L’OMS redoute une crise sanitaire majeure, qui causerait encore plus de dommages que le séisme. Les organisations humanitaires s’inquiètent tout particulièrement de la propagation du choléra, réapparu en Syrie.
Dans la journée de jeudi, six camions chargés notamment de matériel et de produits d’entretien – couvertures, matelas, tentes, matériel de secours, lampes solaires – sont entrés en territoire syrien depuis la Turquie via le poste de Bab al-Hawa, selon l’Organisation internationale des migrations et des journalistes de l’AFP. L’OIM précise que ces fournitures doivent couvrir les besoins d’au moins 5 000 personnes. Selon un responsable du poste-frontière, Mazen Allouch, il s’agit d’une aide qui était attendue dès avant le tremblement de terre. Cette livraison « sera suivie, si Dieu le veut, comme on nous l’a promis, de convois plus importants pour aider notre peuple sinistré », a-t-il expliqué. Mercredi, un responsable de l’ONU avait averti que le stock des Nations unies dans le nord-ouest de la Syrie permettait à peine de nourrir 100 000 personnes pendant une semaine.

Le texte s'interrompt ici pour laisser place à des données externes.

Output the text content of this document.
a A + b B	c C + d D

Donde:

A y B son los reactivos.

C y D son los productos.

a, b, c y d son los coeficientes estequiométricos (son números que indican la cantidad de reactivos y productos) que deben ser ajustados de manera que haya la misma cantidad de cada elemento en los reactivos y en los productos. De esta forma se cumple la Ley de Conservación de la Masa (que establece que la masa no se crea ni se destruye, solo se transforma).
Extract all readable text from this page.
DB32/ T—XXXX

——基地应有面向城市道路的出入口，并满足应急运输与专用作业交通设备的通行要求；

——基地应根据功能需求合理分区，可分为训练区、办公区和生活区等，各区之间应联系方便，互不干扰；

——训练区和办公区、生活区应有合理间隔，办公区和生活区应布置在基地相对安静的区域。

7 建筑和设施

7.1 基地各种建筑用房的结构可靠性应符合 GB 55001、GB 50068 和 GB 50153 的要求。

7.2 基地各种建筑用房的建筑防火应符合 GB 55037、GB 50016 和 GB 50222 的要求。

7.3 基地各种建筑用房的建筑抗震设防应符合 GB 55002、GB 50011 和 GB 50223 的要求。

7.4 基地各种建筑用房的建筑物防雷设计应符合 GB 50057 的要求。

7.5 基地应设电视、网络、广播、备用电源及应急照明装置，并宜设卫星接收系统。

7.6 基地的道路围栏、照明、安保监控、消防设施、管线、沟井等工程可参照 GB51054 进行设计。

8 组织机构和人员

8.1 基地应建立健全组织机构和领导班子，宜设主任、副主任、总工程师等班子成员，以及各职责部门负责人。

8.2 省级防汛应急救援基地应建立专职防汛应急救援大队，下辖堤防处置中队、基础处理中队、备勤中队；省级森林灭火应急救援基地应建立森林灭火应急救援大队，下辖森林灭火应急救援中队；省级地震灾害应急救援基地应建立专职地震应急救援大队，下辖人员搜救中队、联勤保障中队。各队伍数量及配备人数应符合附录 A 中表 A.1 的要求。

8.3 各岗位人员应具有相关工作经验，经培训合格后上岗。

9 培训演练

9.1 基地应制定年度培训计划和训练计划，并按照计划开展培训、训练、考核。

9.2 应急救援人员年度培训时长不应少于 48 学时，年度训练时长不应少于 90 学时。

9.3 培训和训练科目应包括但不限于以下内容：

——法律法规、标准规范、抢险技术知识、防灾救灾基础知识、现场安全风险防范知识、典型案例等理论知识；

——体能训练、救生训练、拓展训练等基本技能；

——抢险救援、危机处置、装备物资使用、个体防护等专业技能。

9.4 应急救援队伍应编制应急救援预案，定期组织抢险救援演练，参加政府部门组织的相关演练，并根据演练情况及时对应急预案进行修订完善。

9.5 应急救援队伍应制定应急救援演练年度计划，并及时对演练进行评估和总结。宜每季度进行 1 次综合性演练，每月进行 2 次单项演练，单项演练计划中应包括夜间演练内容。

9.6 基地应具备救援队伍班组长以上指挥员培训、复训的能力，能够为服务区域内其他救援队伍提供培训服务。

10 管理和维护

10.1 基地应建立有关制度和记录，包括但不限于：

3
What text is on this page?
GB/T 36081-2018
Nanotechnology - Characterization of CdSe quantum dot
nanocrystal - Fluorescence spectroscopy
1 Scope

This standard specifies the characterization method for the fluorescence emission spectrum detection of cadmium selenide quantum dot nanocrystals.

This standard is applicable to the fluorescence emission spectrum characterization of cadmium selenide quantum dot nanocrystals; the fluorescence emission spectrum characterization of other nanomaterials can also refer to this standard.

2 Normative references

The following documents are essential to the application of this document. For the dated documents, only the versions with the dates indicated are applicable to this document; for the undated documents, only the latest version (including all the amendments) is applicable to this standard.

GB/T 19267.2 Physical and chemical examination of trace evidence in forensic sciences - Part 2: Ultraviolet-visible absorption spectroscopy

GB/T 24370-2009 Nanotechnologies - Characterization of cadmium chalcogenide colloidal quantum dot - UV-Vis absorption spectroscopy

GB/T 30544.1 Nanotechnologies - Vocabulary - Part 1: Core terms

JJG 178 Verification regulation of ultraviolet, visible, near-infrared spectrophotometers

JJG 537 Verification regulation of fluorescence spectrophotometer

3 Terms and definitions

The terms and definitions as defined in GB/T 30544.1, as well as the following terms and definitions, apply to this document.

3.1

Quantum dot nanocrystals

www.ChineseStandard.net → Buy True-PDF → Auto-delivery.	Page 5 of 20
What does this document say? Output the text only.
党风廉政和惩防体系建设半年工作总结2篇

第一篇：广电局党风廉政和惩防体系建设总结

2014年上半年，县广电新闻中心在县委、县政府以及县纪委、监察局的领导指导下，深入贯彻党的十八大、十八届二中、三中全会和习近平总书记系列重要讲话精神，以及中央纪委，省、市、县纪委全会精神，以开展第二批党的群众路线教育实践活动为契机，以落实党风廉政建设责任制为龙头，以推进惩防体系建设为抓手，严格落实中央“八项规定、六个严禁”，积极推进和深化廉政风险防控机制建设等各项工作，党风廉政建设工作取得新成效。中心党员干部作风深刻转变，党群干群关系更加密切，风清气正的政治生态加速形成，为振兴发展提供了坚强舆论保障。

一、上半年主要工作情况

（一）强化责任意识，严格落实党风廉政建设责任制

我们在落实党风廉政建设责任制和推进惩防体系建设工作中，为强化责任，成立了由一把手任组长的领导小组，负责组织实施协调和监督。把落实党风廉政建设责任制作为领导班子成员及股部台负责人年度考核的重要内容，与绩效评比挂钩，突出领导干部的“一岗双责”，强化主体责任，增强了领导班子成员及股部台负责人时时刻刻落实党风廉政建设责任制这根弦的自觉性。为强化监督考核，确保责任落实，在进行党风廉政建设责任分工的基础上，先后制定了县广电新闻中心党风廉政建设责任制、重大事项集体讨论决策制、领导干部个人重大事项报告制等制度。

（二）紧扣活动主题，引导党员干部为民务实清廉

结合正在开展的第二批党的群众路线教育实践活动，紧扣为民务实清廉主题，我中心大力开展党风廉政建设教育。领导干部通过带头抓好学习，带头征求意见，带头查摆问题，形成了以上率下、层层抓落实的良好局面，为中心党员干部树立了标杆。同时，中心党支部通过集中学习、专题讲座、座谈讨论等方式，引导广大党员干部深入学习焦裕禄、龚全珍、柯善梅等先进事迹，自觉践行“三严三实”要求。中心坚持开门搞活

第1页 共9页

L’Arabie saoudite a ainsi annoncé la mise en place d’un pont aérien pour transporter du matériel sur place. Le pays a aussi débloqué 100 millions de dollars en aide à la Syrie. Les Émirats arabes unis ont également renoué le contact pour porter assistance aux personnes touchées. Même le Qatar, l’un des plus fervents détracteurs du régime syrien, s’est engagé à venir en aide. Le Liban compte, lui, envoyer une délégation à Damas, ce qui marquerait une première depuis 2011.
Du côté occidental, si les pays qui condamnent le régime Assad ont tous promis leur aide, cette dernière se fera par le biais d’ONG déjà sur place ou avec l’aide des Nations unies. La Russie, l’Iran ou encore la Chine, des pays qui sont restés pour certains très proches des autorités syriennes, participent également. Mais la catastrophe est immense, comme le prouvent les 400.000 habitants d’Alep qui se sont retrouvés du jour au lendemain sans abri. Le Président syrien a rendu visite à Alep pour réconforter les blessés et rassurer la population locale éplorée.
Reste à savoir si Damas cherchera à sensibiliser la Chine en vue de la relance de la reconstruction en Syrie, notamment en édifiant des cités nouvelles susceptibles d’accueillir les victimes de cette catastrophe naturelle sans précédent. Pékin est capable de contourner le Caesar Act qui frappe la Syrie de plein fouet depuis des années déjà. Nombre de pays de moindre envergure ont volé au secours de la Syrie sans attendre le feu vert US dont le blocus asphyxie la population syrienne.